Conflicting Economic Numbers Paint a Confused Portrait Heading into 2019
The year 2018 will go down as a fine year for the U.S. economy. Despite evidence of a slowing global economy, America’s still managed to expand 2.9 percent last year. The U.S. ended the year in fine fashion, with the nation adding 227,000 net new jobs in December 2018. That month was associated with 1.8 percent more jobs than were registered the same month one year earlier.
Even as the U.S. entered its 10th year of economic recovery last year and saw unemployment dip toward a 50-year low, economy-wide inflation remained benign. According to the core Consumer Price Index, inflation during a recent 12-month period stood at 2.1 percent. The core PCE (personal consumption expenditures) deflator indicates 1.9 percent inflation, below the Federal Reserve’s stated targeted.
The result has been a Goldilocks scenario with the U.S. economy expanding fast enough to allow corporations to produce growing earnings, but not so fast to trigger problematic inflation. After raising rates 9 times since December 2015, the Federal Reserve appears to have paused, further bolstering equity markets. Accordingly, Goldilocks is up to her old tricks, consuming porridge at just the right temperature, sleeping in comfortable beds, and scooping up U.S. equities. By mid-March, the Dow Jones was trading right around 26,000 while the S&P sped past 2,800. Bears remained comfortably out of sight.
Nonetheless, a sense of unease appears to have settled across the land. There are a number of reasons for this, including issues at Boeing and Apple. But at the heart of the increasingly pervasive feeling that not all is right is a slew of recent data releases indicating vulnerability.
It began in December 2018 itself. Retail sales fell 1.6 percent that month according to revised data, suggesting that consumers had begun to pull back. There are a number of potential explanations, including growing indebtedness, weather, or unease regarding a then-anticipated federal government shutdown.
Most economists considered the weak retail sales numbers a fluke. After all, with the nation adding jobs briskly, unemployment at or below 4 percent, and wages growing at their most rapid level in about a decade, there is little reason to expect a protracted consumer pullback anytime soon.

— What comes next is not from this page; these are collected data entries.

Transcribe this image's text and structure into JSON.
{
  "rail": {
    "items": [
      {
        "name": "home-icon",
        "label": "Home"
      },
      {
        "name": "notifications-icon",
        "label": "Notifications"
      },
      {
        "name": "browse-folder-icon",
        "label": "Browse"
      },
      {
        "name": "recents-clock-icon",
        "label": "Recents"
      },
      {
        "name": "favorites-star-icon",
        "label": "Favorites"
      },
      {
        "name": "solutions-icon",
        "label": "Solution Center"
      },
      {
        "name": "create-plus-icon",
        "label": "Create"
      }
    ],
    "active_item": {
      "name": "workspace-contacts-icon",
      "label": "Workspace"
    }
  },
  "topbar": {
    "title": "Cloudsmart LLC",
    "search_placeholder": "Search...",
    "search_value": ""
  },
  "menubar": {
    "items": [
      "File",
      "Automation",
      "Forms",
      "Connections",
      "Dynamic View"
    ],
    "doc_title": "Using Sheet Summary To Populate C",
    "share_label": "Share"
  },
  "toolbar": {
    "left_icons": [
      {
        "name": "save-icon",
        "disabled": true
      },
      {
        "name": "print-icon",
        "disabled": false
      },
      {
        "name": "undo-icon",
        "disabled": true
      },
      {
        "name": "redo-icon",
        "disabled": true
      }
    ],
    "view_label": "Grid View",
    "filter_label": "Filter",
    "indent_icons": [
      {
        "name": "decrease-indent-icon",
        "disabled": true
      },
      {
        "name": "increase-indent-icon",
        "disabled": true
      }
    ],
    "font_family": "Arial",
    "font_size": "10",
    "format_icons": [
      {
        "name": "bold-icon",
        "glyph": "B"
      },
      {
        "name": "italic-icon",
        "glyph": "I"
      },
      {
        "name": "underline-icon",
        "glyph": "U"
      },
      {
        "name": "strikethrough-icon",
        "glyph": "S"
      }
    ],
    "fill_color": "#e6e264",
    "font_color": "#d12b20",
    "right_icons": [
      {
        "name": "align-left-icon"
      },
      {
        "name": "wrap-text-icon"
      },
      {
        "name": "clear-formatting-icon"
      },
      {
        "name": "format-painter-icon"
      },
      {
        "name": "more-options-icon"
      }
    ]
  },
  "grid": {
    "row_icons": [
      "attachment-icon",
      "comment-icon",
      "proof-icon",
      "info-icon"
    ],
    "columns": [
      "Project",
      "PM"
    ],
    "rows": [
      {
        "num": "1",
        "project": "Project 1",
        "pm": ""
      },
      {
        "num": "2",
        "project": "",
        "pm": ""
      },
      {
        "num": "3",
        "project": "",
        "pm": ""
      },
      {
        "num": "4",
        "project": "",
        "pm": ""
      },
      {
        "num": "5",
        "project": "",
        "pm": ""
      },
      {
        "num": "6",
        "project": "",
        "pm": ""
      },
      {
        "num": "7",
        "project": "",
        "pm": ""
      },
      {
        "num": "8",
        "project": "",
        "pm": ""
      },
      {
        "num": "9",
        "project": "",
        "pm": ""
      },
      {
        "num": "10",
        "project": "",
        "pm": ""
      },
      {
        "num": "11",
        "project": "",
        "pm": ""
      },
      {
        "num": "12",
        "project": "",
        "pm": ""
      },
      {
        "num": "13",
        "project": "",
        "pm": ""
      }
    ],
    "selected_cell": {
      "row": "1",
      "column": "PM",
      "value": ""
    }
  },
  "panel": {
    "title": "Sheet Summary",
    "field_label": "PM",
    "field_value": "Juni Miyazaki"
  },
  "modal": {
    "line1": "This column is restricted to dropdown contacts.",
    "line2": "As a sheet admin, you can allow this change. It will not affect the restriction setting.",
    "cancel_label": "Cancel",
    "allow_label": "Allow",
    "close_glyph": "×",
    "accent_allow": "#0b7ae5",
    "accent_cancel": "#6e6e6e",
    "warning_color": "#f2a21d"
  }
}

But then more troubling data arrived. Data from the federal government indicated that the national debt and the annual federal budget deficit have been expanding rapidly. The federal deficit for FY2018 totaled $779 billion, an increase of $122 billion from the previous year. This represented the highest tally since 2012 when the economy was still trying to fully recover from the 2008-09 financial crisis. During the initial four months of the current federal fiscal year, the budget deficit totaled $310.3 billion, up an astonishing 77 percent from the same period one year earlier.

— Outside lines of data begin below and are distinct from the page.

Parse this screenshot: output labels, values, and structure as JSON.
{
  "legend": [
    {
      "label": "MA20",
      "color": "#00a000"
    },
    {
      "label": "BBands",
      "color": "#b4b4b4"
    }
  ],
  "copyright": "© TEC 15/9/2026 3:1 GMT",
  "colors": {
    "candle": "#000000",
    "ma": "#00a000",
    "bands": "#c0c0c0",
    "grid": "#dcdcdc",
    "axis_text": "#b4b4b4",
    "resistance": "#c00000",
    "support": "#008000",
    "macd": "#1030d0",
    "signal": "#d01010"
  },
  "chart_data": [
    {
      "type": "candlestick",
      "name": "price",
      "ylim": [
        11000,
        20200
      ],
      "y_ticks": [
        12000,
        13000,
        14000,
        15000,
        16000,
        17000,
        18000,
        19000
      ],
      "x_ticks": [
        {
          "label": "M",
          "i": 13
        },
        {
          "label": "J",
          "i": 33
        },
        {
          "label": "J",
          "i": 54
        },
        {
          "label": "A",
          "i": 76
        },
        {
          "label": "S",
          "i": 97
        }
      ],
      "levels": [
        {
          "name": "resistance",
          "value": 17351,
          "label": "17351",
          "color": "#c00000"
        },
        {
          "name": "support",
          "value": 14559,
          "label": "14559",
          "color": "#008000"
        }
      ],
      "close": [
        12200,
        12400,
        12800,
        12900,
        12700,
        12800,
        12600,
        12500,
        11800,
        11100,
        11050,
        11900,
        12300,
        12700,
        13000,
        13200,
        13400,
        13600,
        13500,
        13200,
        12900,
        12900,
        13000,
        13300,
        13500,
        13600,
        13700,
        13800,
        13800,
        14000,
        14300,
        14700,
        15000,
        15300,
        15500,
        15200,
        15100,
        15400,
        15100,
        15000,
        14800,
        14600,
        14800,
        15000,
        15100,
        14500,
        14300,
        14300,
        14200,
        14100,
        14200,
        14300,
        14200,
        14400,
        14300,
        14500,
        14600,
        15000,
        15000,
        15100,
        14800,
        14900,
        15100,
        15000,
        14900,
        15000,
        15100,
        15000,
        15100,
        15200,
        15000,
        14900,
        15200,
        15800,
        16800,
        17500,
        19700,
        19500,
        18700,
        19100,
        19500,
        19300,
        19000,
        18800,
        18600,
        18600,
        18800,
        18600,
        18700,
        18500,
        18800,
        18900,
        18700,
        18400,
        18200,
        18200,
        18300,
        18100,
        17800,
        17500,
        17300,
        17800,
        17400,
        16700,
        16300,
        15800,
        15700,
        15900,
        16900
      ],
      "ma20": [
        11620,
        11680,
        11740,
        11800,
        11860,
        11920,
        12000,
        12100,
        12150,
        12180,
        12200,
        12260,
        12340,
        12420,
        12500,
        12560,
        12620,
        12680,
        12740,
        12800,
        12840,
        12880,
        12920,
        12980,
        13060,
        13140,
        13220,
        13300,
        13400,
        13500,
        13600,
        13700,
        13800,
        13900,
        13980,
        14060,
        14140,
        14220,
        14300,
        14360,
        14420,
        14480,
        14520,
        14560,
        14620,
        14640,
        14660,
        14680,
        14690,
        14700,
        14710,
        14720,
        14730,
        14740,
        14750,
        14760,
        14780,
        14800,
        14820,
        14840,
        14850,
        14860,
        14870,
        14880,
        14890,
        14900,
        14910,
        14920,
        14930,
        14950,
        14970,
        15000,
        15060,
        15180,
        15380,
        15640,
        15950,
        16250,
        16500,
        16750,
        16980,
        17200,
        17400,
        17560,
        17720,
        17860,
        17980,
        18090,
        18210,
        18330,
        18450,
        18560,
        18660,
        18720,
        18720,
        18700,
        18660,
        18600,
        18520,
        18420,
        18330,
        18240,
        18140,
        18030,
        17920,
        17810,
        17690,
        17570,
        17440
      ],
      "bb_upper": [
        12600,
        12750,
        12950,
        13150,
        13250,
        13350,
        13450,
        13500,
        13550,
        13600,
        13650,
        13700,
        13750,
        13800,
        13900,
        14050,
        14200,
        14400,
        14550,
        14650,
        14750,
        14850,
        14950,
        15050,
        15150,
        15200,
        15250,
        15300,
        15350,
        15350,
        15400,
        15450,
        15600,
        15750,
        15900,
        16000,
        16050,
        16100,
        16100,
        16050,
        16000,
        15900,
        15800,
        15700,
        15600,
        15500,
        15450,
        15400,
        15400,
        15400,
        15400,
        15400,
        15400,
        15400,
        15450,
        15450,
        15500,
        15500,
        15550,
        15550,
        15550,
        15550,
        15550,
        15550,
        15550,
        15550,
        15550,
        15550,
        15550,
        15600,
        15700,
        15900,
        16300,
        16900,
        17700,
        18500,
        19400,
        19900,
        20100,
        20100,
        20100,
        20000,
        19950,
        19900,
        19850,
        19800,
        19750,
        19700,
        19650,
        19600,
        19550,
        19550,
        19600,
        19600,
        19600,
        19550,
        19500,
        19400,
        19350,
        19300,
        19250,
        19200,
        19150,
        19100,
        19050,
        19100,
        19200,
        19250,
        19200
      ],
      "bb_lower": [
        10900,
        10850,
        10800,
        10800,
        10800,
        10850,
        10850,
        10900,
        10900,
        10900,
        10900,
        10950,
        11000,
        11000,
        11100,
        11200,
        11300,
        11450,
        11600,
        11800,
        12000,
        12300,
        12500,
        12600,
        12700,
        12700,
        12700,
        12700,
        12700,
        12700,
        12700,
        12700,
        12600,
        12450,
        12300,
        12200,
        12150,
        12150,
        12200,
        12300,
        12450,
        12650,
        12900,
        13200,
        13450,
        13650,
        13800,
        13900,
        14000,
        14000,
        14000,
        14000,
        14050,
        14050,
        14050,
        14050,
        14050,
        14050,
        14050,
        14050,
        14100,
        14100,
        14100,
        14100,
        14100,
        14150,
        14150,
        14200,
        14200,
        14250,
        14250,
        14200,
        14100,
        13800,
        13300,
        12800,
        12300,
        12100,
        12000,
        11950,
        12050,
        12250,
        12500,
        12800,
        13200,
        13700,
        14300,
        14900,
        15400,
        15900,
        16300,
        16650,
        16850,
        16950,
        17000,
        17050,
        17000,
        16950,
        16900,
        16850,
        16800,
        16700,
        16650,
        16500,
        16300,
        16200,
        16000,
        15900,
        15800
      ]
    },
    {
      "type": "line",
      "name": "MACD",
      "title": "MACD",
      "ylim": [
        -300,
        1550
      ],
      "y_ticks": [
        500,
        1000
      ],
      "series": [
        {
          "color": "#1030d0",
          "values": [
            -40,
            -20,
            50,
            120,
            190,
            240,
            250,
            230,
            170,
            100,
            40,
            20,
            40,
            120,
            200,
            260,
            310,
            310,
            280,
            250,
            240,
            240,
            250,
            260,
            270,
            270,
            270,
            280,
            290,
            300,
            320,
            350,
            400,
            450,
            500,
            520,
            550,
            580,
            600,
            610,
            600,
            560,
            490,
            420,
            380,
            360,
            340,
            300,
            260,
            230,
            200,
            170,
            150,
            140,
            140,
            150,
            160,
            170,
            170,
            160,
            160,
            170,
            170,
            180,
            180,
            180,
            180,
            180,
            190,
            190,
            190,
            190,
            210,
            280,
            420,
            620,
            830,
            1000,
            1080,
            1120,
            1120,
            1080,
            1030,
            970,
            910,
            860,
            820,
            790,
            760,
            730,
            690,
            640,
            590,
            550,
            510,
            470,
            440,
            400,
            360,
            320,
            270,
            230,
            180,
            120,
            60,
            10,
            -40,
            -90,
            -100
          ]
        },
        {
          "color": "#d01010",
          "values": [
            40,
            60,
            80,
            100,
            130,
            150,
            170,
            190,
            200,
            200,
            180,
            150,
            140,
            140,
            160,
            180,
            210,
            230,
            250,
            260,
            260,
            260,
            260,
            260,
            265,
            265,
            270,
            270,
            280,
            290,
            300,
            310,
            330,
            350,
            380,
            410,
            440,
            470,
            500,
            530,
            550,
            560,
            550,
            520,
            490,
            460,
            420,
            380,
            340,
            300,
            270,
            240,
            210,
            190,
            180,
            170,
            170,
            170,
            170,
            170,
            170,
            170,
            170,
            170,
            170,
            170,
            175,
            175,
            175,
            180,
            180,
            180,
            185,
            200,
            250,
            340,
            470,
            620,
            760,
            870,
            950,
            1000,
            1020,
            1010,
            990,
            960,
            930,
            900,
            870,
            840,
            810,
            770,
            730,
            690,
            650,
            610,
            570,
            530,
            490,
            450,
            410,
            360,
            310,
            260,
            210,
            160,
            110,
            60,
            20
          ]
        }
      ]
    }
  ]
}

Other data came out regarding America’s trade deficit with the balance of the world. Though America generated a surplus in trade in services last year, the trade deficit in goods has never been higher. In 2018, the U.S. generated an $891.3 billion deficit in goods. The overall trade deficit expanded by nearly 13 percent last year, which all things being equal subtracts from economic growth.
As if this were not enough, the jobs report for February 2019 indicated that the nation added only 20,000 net new jobs that month. While many economists attributed the number to poor data collection and/or weather, the release represented the latest in a string of data that are collectively becoming more difficult to ignore. On top of this have been even more recent data indicating a slowdown in industrial production as well as diminished consumer and small business confidence.

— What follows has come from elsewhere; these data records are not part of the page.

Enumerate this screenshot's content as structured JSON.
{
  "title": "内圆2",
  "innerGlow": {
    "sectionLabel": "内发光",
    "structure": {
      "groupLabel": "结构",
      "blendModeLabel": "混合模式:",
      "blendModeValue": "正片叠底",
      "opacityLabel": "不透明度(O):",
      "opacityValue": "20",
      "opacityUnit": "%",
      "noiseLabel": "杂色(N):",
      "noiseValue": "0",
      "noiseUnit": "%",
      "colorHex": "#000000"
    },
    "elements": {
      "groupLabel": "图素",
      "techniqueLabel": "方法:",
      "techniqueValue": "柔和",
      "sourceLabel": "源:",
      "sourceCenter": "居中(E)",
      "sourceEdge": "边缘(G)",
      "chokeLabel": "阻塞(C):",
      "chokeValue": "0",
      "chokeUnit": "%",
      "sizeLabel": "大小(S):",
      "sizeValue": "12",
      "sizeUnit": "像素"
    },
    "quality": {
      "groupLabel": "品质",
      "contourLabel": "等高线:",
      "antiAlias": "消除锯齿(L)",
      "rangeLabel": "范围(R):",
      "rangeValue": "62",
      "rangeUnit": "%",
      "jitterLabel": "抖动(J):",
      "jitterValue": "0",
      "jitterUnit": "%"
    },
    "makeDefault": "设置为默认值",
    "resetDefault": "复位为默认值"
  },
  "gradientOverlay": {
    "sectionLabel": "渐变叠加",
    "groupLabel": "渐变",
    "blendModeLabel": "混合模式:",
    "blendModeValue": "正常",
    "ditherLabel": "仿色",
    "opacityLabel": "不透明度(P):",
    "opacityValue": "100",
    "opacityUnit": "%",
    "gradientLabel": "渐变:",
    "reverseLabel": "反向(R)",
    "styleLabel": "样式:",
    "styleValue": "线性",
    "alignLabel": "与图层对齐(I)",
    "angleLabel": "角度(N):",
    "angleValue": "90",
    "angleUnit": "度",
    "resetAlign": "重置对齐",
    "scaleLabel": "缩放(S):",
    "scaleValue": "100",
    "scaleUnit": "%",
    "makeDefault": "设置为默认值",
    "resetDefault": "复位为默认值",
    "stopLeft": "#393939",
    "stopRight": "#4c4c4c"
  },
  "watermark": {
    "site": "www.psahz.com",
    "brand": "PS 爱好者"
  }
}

All along, economists have been racing to downgrade their forecasts for economic growth in 2019. A recent Wall Street Journal survey of economists indicates that about 84 percent expect the next 12 months to be associated with softer economic growth than the prior 12 months.
Many economists continue to forecast an economic downturn in 2020 or 2021, but few can point to a likely triggering event. While economists like to say things like “economic recoveries don’t die of old age”, many economists seem to believe that the time for the next downturn has come.
There are many risks, including a trade war with China, sharp declines in asset prices, and a sudden spike in interest rates should inflation data become less benign. However, there are also outcomes that could serve to further strengthen economic performance and extend the current expansion. Among these is a trade deal with China, the cessation of tariffs on steel, aluminum, and softwood lumber (which would be deflationary or disinflationary and would help keep interest rates low), a federal infrastructure package, and further indications that the Federal Reserve is in fact on the sidelines for now.
Perhaps the more likely outcome is that rising inflationary pressures will eventually become apparent (it hasn’t happened yet). That will drive borrowing costs higher and certain asset prices lower, which will trigger the next economic downturn. Already, there is evidence of softening global economic growth, weakening U.S. industrial production, slackening small business investment, softer home price appreciation, and increasingly sluggish auto sales. Many economists expect this nascent economic weakness to broaden as 2019 proceeds, but one must remain open to the possibility that these expectations are misguided and that the current economic expansion could persist into and beyond 2021 given the right set of policy outcomes.